Heidrun owner Gordon Hull tells guests about the different varieties of mead he produces.

Mead is an alcoholic drink made by fermenting honey and water. In various parts of Europe, it has been popular for centuries. Heidrun’s meads are bubbly, having been made with the same method used to make champagne. Despite the honey content, Heidrun meads tend to be more dry than sweet.

Inside Heidrun’s tasting room.

The meadery was founded in Arcata, Humboldt County, in 1997 and moved to Point Reyes Station in 2011.

Avery Giacomini describes how one cheese differs from another.

Point Reyes Farmstead Cheese gave out samples of Point Reyes Original Blue cheese and Point Reyes Toma cheese during the mead tasting.

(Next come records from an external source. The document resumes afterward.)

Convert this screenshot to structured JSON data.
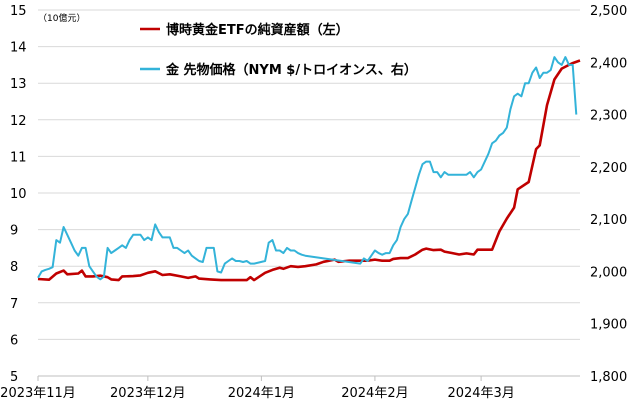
{
  "chart_data": {
    "type": "line",
    "unit_label": "（10億元）",
    "grid": true,
    "legend_position": "top",
    "y_left": {
      "min": 5,
      "max": 15,
      "ticks": [
        "5",
        "6",
        "7",
        "8",
        "9",
        "10",
        "11",
        "12",
        "13",
        "14",
        "15"
      ]
    },
    "y_right": {
      "min": 1800,
      "max": 2500,
      "ticks": [
        "1,800",
        "1,900",
        "2,000",
        "2,100",
        "2,200",
        "2,300",
        "2,400",
        "2,500"
      ]
    },
    "x_ticks": [
      {
        "date": "2023-11-01",
        "label": "2023年11月"
      },
      {
        "date": "2023-12-01",
        "label": "2023年12月"
      },
      {
        "date": "2024-01-01",
        "label": "2024年1月"
      },
      {
        "date": "2024-02-01",
        "label": "2024年2月"
      },
      {
        "date": "2024-03-01",
        "label": "2024年3月"
      }
    ],
    "x_range": [
      "2023-11-01",
      "2024-03-28"
    ],
    "series": [
      {
        "name": "博時黄金ETFの純資産額（左）",
        "axis": "left",
        "color": "#c00000",
        "points": [
          [
            "2023-11-01",
            7.65
          ],
          [
            "2023-11-04",
            7.63
          ],
          [
            "2023-11-06",
            7.8
          ],
          [
            "2023-11-08",
            7.88
          ],
          [
            "2023-11-09",
            7.78
          ],
          [
            "2023-11-12",
            7.8
          ],
          [
            "2023-11-13",
            7.88
          ],
          [
            "2023-11-14",
            7.72
          ],
          [
            "2023-11-16",
            7.72
          ],
          [
            "2023-11-18",
            7.74
          ],
          [
            "2023-11-20",
            7.7
          ],
          [
            "2023-11-21",
            7.64
          ],
          [
            "2023-11-23",
            7.62
          ],
          [
            "2023-11-24",
            7.72
          ],
          [
            "2023-11-27",
            7.73
          ],
          [
            "2023-11-29",
            7.75
          ],
          [
            "2023-12-01",
            7.82
          ],
          [
            "2023-12-03",
            7.86
          ],
          [
            "2023-12-05",
            7.76
          ],
          [
            "2023-12-07",
            7.78
          ],
          [
            "2023-12-10",
            7.72
          ],
          [
            "2023-12-12",
            7.68
          ],
          [
            "2023-12-14",
            7.72
          ],
          [
            "2023-12-15",
            7.66
          ],
          [
            "2023-12-18",
            7.64
          ],
          [
            "2023-12-21",
            7.62
          ],
          [
            "2023-12-25",
            7.62
          ],
          [
            "2023-12-28",
            7.62
          ],
          [
            "2023-12-29",
            7.7
          ],
          [
            "2023-12-30",
            7.62
          ],
          [
            "2024-01-02",
            7.82
          ],
          [
            "2024-01-04",
            7.9
          ],
          [
            "2024-01-06",
            7.96
          ],
          [
            "2024-01-07",
            7.93
          ],
          [
            "2024-01-09",
            8.0
          ],
          [
            "2024-01-11",
            7.98
          ],
          [
            "2024-01-13",
            8.0
          ],
          [
            "2024-01-16",
            8.05
          ],
          [
            "2024-01-18",
            8.12
          ],
          [
            "2024-01-21",
            8.18
          ],
          [
            "2024-01-22",
            8.12
          ],
          [
            "2024-01-25",
            8.15
          ],
          [
            "2024-01-30",
            8.15
          ],
          [
            "2024-02-01",
            8.18
          ],
          [
            "2024-02-03",
            8.15
          ],
          [
            "2024-02-05",
            8.15
          ],
          [
            "2024-02-06",
            8.2
          ],
          [
            "2024-02-08",
            8.22
          ],
          [
            "2024-02-10",
            8.22
          ],
          [
            "2024-02-12",
            8.32
          ],
          [
            "2024-02-14",
            8.45
          ],
          [
            "2024-02-15",
            8.48
          ],
          [
            "2024-02-17",
            8.44
          ],
          [
            "2024-02-19",
            8.45
          ],
          [
            "2024-02-20",
            8.4
          ],
          [
            "2024-02-22",
            8.36
          ],
          [
            "2024-02-24",
            8.32
          ],
          [
            "2024-02-26",
            8.35
          ],
          [
            "2024-02-28",
            8.32
          ],
          [
            "2024-02-29",
            8.45
          ],
          [
            "2024-03-04",
            8.45
          ],
          [
            "2024-03-06",
            8.95
          ],
          [
            "2024-03-08",
            9.3
          ],
          [
            "2024-03-10",
            9.6
          ],
          [
            "2024-03-11",
            10.1
          ],
          [
            "2024-03-14",
            10.3
          ],
          [
            "2024-03-16",
            11.2
          ],
          [
            "2024-03-17",
            11.3
          ],
          [
            "2024-03-19",
            12.4
          ],
          [
            "2024-03-21",
            13.1
          ],
          [
            "2024-03-23",
            13.4
          ],
          [
            "2024-03-25",
            13.5
          ],
          [
            "2024-03-26",
            13.55
          ],
          [
            "2024-03-28",
            13.62
          ]
        ]
      },
      {
        "name": "金 先物価格（NYM $/トロイオンス、右）",
        "axis": "right",
        "color": "#33b3d9",
        "points": [
          [
            "2023-11-01",
            1988
          ],
          [
            "2023-11-02",
            2000
          ],
          [
            "2023-11-03",
            2003
          ],
          [
            "2023-11-04",
            2005
          ],
          [
            "2023-11-05",
            2008
          ],
          [
            "2023-11-06",
            2060
          ],
          [
            "2023-11-07",
            2055
          ],
          [
            "2023-11-08",
            2085
          ],
          [
            "2023-11-09",
            2070
          ],
          [
            "2023-11-10",
            2055
          ],
          [
            "2023-11-11",
            2040
          ],
          [
            "2023-11-12",
            2030
          ],
          [
            "2023-11-13",
            2045
          ],
          [
            "2023-11-14",
            2045
          ],
          [
            "2023-11-15",
            2010
          ],
          [
            "2023-11-16",
            2000
          ],
          [
            "2023-11-17",
            1990
          ],
          [
            "2023-11-18",
            1985
          ],
          [
            "2023-11-19",
            1990
          ],
          [
            "2023-11-20",
            2045
          ],
          [
            "2023-11-21",
            2035
          ],
          [
            "2023-11-22",
            2040
          ],
          [
            "2023-11-23",
            2045
          ],
          [
            "2023-11-24",
            2050
          ],
          [
            "2023-11-25",
            2045
          ],
          [
            "2023-11-26",
            2060
          ],
          [
            "2023-11-27",
            2070
          ],
          [
            "2023-11-28",
            2070
          ],
          [
            "2023-11-29",
            2070
          ],
          [
            "2023-11-30",
            2060
          ],
          [
            "2023-12-01",
            2065
          ],
          [
            "2023-12-02",
            2060
          ],
          [
            "2023-12-03",
            2090
          ],
          [
            "2023-12-04",
            2075
          ],
          [
            "2023-12-05",
            2065
          ],
          [
            "2023-12-06",
            2065
          ],
          [
            "2023-12-07",
            2065
          ],
          [
            "2023-12-08",
            2045
          ],
          [
            "2023-12-09",
            2045
          ],
          [
            "2023-12-10",
            2040
          ],
          [
            "2023-12-11",
            2035
          ],
          [
            "2023-12-12",
            2040
          ],
          [
            "2023-12-13",
            2030
          ],
          [
            "2023-12-14",
            2025
          ],
          [
            "2023-12-15",
            2020
          ],
          [
            "2023-12-16",
            2018
          ],
          [
            "2023-12-17",
            2045
          ],
          [
            "2023-12-18",
            2045
          ],
          [
            "2023-12-19",
            2045
          ],
          [
            "2023-12-20",
            2000
          ],
          [
            "2023-12-21",
            1998
          ],
          [
            "2023-12-22",
            2015
          ],
          [
            "2023-12-23",
            2020
          ],
          [
            "2023-12-24",
            2025
          ],
          [
            "2023-12-25",
            2020
          ],
          [
            "2023-12-26",
            2020
          ],
          [
            "2023-12-27",
            2018
          ],
          [
            "2023-12-28",
            2020
          ],
          [
            "2023-12-29",
            2015
          ],
          [
            "2023-12-30",
            2015
          ],
          [
            "2024-01-02",
            2020
          ],
          [
            "2024-01-03",
            2055
          ],
          [
            "2024-01-04",
            2060
          ],
          [
            "2024-01-05",
            2040
          ],
          [
            "2024-01-06",
            2040
          ],
          [
            "2024-01-07",
            2035
          ],
          [
            "2024-01-08",
            2045
          ],
          [
            "2024-01-09",
            2040
          ],
          [
            "2024-01-10",
            2040
          ],
          [
            "2024-01-11",
            2035
          ],
          [
            "2024-01-12",
            2032
          ],
          [
            "2024-01-13",
            2030
          ],
          [
            "2024-01-28",
            2015
          ],
          [
            "2024-01-29",
            2025
          ],
          [
            "2024-01-30",
            2020
          ],
          [
            "2024-01-31",
            2030
          ],
          [
            "2024-02-01",
            2040
          ],
          [
            "2024-02-02",
            2035
          ],
          [
            "2024-02-03",
            2032
          ],
          [
            "2024-02-04",
            2035
          ],
          [
            "2024-02-05",
            2035
          ],
          [
            "2024-02-06",
            2050
          ],
          [
            "2024-02-07",
            2060
          ],
          [
            "2024-02-08",
            2085
          ],
          [
            "2024-02-09",
            2100
          ],
          [
            "2024-02-10",
            2110
          ],
          [
            "2024-02-11",
            2135
          ],
          [
            "2024-02-12",
            2160
          ],
          [
            "2024-02-13",
            2185
          ],
          [
            "2024-02-14",
            2205
          ],
          [
            "2024-02-15",
            2210
          ],
          [
            "2024-02-16",
            2210
          ],
          [
            "2024-02-17",
            2190
          ],
          [
            "2024-02-18",
            2190
          ],
          [
            "2024-02-19",
            2180
          ],
          [
            "2024-02-20",
            2190
          ],
          [
            "2024-02-21",
            2185
          ],
          [
            "2024-02-22",
            2185
          ],
          [
            "2024-02-23",
            2185
          ],
          [
            "2024-02-24",
            2185
          ],
          [
            "2024-02-25",
            2185
          ],
          [
            "2024-02-26",
            2185
          ],
          [
            "2024-02-27",
            2190
          ],
          [
            "2024-02-28",
            2180
          ],
          [
            "2024-02-29",
            2190
          ],
          [
            "2024-03-01",
            2195
          ],
          [
            "2024-03-02",
            2210
          ],
          [
            "2024-03-03",
            2225
          ],
          [
            "2024-03-04",
            2245
          ],
          [
            "2024-03-05",
            2250
          ],
          [
            "2024-03-06",
            2260
          ],
          [
            "2024-03-07",
            2265
          ],
          [
            "2024-03-08",
            2275
          ],
          [
            "2024-03-09",
            2310
          ],
          [
            "2024-03-10",
            2335
          ],
          [
            "2024-03-11",
            2340
          ],
          [
            "2024-03-12",
            2335
          ],
          [
            "2024-03-13",
            2360
          ],
          [
            "2024-03-14",
            2360
          ],
          [
            "2024-03-15",
            2380
          ],
          [
            "2024-03-16",
            2390
          ],
          [
            "2024-03-17",
            2370
          ],
          [
            "2024-03-18",
            2380
          ],
          [
            "2024-03-19",
            2380
          ],
          [
            "2024-03-20",
            2385
          ],
          [
            "2024-03-21",
            2410
          ],
          [
            "2024-03-22",
            2400
          ],
          [
            "2024-03-23",
            2395
          ],
          [
            "2024-03-24",
            2410
          ],
          [
            "2024-03-25",
            2395
          ],
          [
            "2024-03-26",
            2395
          ],
          [
            "2024-03-27",
            2300
          ]
        ]
      }
    ]
  }
}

Cheese company owner Bob Giacomini grew up on his father’s dairy ranch in Point Reyes Station. In 1959, he purchased pasture land three miles north of town and went into the milk business on his own. In August 2000, the farm produced its first rounds of blue cheese, describing it as “California’s only classic-style blue cheese.”

The cheese, which is not as sharp as some blue cheeses, was immediately popular. In 2011, Point Reyes Original Blue won the gold medal for Outstanding Cheese/Dairy Product from the National Association for Specialty Food Trade. This year, Point Reyes Bay Blue won the gold medal for Best New Product while Point Reyes Toma was named the Outstanding Cheese/Dairy Product.

As it happened, musician Ingrid Noyes of Marshall (in the center talking with me) invited a number of other musicians over to play Saturday. Her friend, Vi­ctor Reyes (upper left), who writes a Spanish-language column for The Point Reyes Light, is also a longtime friend of mine, and he made sure Lynn and I were included. (I brought my harmonica.)

Cake on a stick.

By chance, Saturday was the birthday for three of us at the party, and Lynn brought a chocolate-fudge cake. The cake contained so much fudge that I was able to pick up my piece with the long birthday candle stuck in it. So that was the way I ate it, calling it “cake on a stick.”

Shaili (at center) in Kenya.

I received birthday greetings from several friends and relatives, but by far the most distant greeting came from my stepdaughter Shaili, who is in Kenya taking part in a study-abroad program of the University of Minnesota.

Although our voices faded in and out, Shaili, Lynn, and I were able to chat by cellphone. Other than getting help from tech support in India, neither Lynn nor I had previously talked on the phone with anyone so far away. The time in Kenya is 11 hours ahead of the time in Point Reyes Station.

Shaili is working at an education center for Maasai girls, who too often are forced into marriage before getting schooling. Lynn and I are extremely proud of her, and I couldn’t hope for a better 70th-birthday present than hearing her good wishes from rural Africa.